エズラ・タフト・ベンソン大管長は次のように教えています。「〔人〕は生涯,『……主よ,わたしが何をすることをお望みですか』というパウロが尋ねた質問よりも重要な質問をすることはできないでしょう。〔人〕は,自らをその質問の答えへと導く道を追求し,その答を実行に移すことよりも素晴らしい行動を取ることはできません。」(“Listen to a Prophet’s Voice,” Ensign, 1973年1月号,57)
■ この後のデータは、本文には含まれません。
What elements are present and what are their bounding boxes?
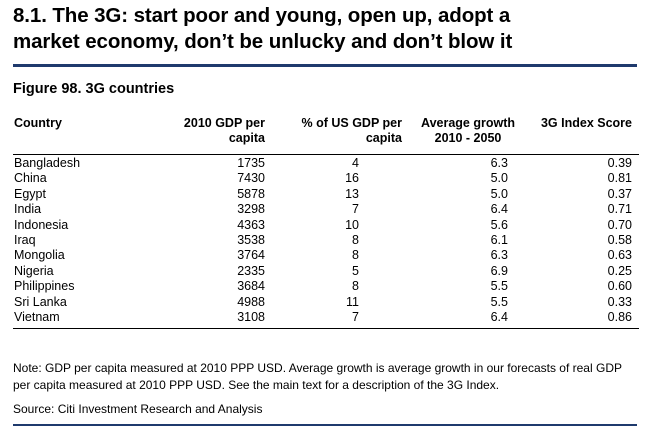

これからも,この質問に対する答えを熱心に祈って探し求め,受ける促しの全てを行動に移し続けてください。
使徒9:23-31
サウロの命はダマスコ,次にエルサレムで危険にさらされたため,使徒たちはサウロをタルソに送る
使徒9:23-26では,ダマスコのユダヤ人がサウロを殺害しようと企てますが,教会員が町から脱出できるようにサウロを助けたことが分かります。また,サウロがエルサレムに行き,「弟子たちの仲間に加わろうと務めたが,みんなの者は彼を弟子だと信じないで,恐れて」(使徒9:26)いたことも分かります。
教会員たちは,サウロがイエス・キリストの弟子となったことを信じるのをなぜためらったと思いますか。
使徒9:27-31では,教会員であるバルナバ(使徒4:36-37参照)がサウロを使徒たちのもとに連れてきて,サウロの示現とダマスコでの大胆な教えについて話したことが分かります。それ以来,教会員はサウロを仲間として歓迎しました。エルサレムのギリシヤ語を話すユダヤ人がサウロを殺そうとしたとき,教会指導者たちはサウロをタルソに送りました。使徒9:31では,教会が平安を経験し,ユダヤ,ガリラヤ,サマリヤで成長したことも分かります。
使徒9:32-43
ペテロ,ルダとヨッパで奇跡を行う
主に頼り,主を信じるように助けたい誰かについて考えてください。使徒9章の残りを研究しながら,その人やその他の人たちが主に頼るように助けることができる方法の一つを見つけてください。
使徒9:32-35や使徒9:36-42では,ペテロがルダとヨッパで行った奇跡について説明しています。これらの節を読みながら,ペテロが行った奇跡と,人々がそれにどのような反応をしたかを見つけてください。以下の説明が役に立つかもしれません。ジョセフ・スミス訳の使徒9:32では,「ペテロがこれらの地域全てを通過した」(斜体付加)ことが分かります(ジョセフ・スミス訳使徒9:32から和訳)。「施し」(使徒9:36)とは,貧しい人に物を提供する行為です。The word nigh in verse 38 means near, and the word shewing in verse 39 means showing.
ルダの人々とヨッパの人々はペテロの働きにどのように反応しましたか。ペテロの模範からわたしたちが学ぶことのできる一つの原則は,他の人に仕えることによって,人々が主に頼り,主を信じる助けをすることができるということです。
神権の祝福を授けることは,他の人に仕える方法の一つです。使徒9:36,39にあるタビタ(ドルカス)の模範は,他の人に仕えるための別の方法を示しています。「数々のよい働きや施し」(使徒9:36)をすることや,他の人に奉仕することは,他の人が主に頼る助けとなり得ます。